Il secoua la tête, alluma une cigarette, furieux de se laisser enfermer dans ce cercle vicieux. Incroyable, tout de même, qu'il soit si difficile de trouver un arbitre pour les départager sur un point aussi objectif, une évidence qui devait s'imposer à tout le monde.

Mais, en y réfléchissant, où résidait la difficulté? Au risque que l'arbitre soit vendu à la partie adverse? Il suffisait, pour la tourner, de s'adresser au premier venu, à un passant dans la rue, qu'Agnès n'avait matériellement pas pu circonvenir. Ce qui, du même coup, réduisait l'autre problème, savoir le caractère gênant de la question. Posée à un ami, à une relation de travail, elle le ferait passer pour cinglé. A un inconnu aussi bien, mais c'était sans conséquence, le tout était de choisir quelqu'un qu'il ne reverrait jamais. Il ramassa sa veste, dit qu'il sortait prendre l'air.

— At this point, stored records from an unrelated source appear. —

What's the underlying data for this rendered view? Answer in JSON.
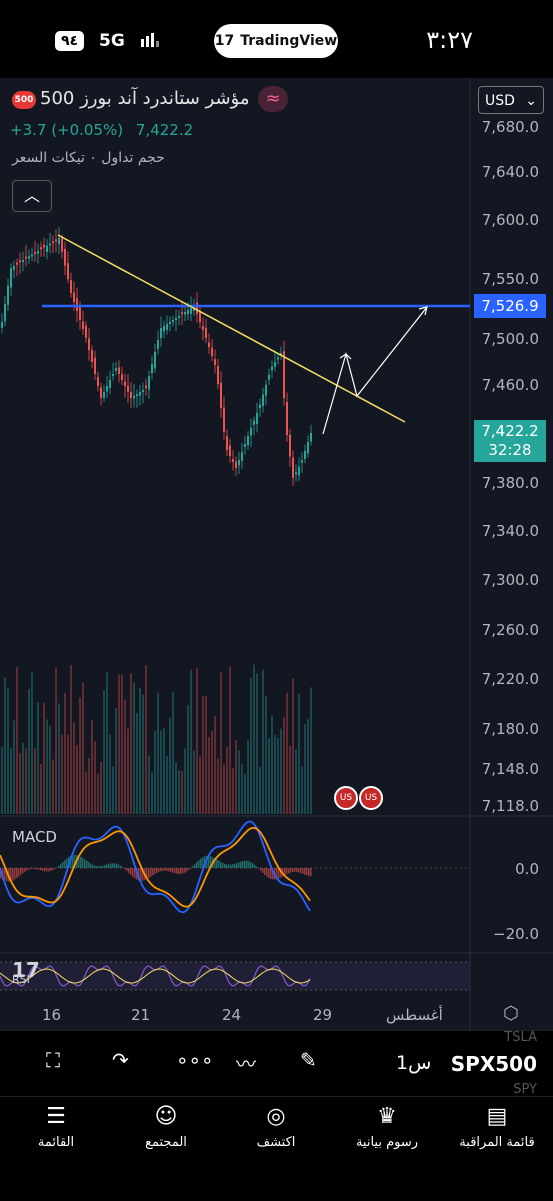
{
  "status_bar": {
    "time": "٣:٢٧",
    "app_pill": "TradingView",
    "network": "5G",
    "battery": "٩٤"
  },
  "header": {
    "title": "مؤشر ستاندرد آند بورز 500",
    "badge": "500",
    "change": "+3.7 (+0.05%)",
    "price": "7,422.2",
    "subinfo": "حجم تداول ٠ تيكات السعر",
    "currency": "USD"
  },
  "price_axis": {
    "ticks": [
      "7,680.0",
      "7,640.0",
      "7,600.0",
      "7,550.0",
      "7,500.0",
      "7,460.0",
      "7,380.0",
      "7,340.0",
      "7,300.0",
      "7,260.0",
      "7,220.0",
      "7,180.0",
      "7,148.0",
      "7,118.0"
    ],
    "level_tag": "7,526.9",
    "current_tag": "7,422.2",
    "countdown": "32:28"
  },
  "macd": {
    "label": "MACD",
    "ticks": [
      "0.0",
      "−20.0"
    ]
  },
  "rsi": {
    "label": "RSI"
  },
  "time_axis": {
    "labels": [
      "16",
      "21",
      "24",
      "29",
      "أغسطس"
    ]
  },
  "toolbar": {
    "symbol": "SPX500",
    "interval": "1س",
    "ghost_symbols": [
      "TSLA",
      "SPY"
    ]
  },
  "bottom_nav": {
    "items": [
      {
        "label": "قائمة المراقبة",
        "icon": "watchlist-icon"
      },
      {
        "label": "رسوم بيانية",
        "icon": "charts-icon"
      },
      {
        "label": "اكتشف",
        "icon": "compass-icon"
      },
      {
        "label": "المجتمع",
        "icon": "community-icon"
      },
      {
        "label": "القائمة",
        "icon": "menu-icon"
      }
    ]
  },
  "colors": {
    "up": "#26a69a",
    "down": "#ef5350",
    "level": "#2962ff",
    "trend": "#f6e05e",
    "background": "#131722"
  }
}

Il était trois heures de l'après-midi. Le soleil brillant, les magasins fermés, on aurait pu se croire en été, ou tout au moins un dimanche. Il éprouvait toujours un sentiment de vacance à travailler à l'agence durant le week-end, de même qu'à ne pas le faire un jour de semaine. Son métier permettait ce genre de fantaisies, qui lui faisaient apprécier l'organisation libre et légère de sa vie et, à cet instant, il trouvait plutôt drôle, accordé à cette légèreté, qu'une telle bizarrerie en menace l'équilibre. La veste jetée sur les épaules, il descendit à pas lents la rue Oberkampf quasiment déserte et lorsqu'enfin il croisa un petit vieux, porteur d'un cabas d'où dépassait une botte de poireaux, sourit en se représentant son air ahuri s'il lui demandait poliment de bien vouloir regarder sa carte d'identité, dire si oui ou non il portait une moustache sur la photo. Il croirait qu'on se moquait de lui, s'indignerait peut-être. Ou bien, s'il ne le prenait pas mal, il répondrait par une blague à ce qu'il supposerait en être une. Ça aussi, c'était un risque à ne pas sous-estimer. Il se demanda comment lui-même réagirait en pareille circonstance, réalisant avec inquiétude qu'il dirait sans doute n'importe quoi, faute de trouver une repartie spirituelle. C'est vrai, que peut-on répondre de drôle à une telle question? «Mais oui, c'est bien Brigitte Bardot!»? Faible, faible. La meilleure solution, en effet, serait d'exposer clairement son problème, mais il se voyait mal le faire. Ou bien de s'adresser à quelqu'un qui, par vocation ou profession, n'est pas censé blaguer. A un flic, par exemple. Mais s'il tombait sur un mal luné, il pouvait très bien se retrouver au poste pour outrage à agent de la force publique. Au fait, tant qu'il y était, pourquoi pas un curé? Aller dans un confessionnal, dire: «Mon père, j'ai péché, mais ce n'est pas le problème, je voudrais seulement qu'à travers le treillis de bois vous jetiez un coup d'œil à cette photo… Vous êtes complètement givré, mon fils.» Non, s'il voulait vraiment une instance spécialisée dans ce genre de questions, il n'y avait pas à tortiller, c'était le psychiatre, et justement, il allait bientôt en voir un, Agnès s'en chargeait. Tout ce qu'il voulait, c'était en quelque sorte préparer la visite, savoir sur quel pied danser.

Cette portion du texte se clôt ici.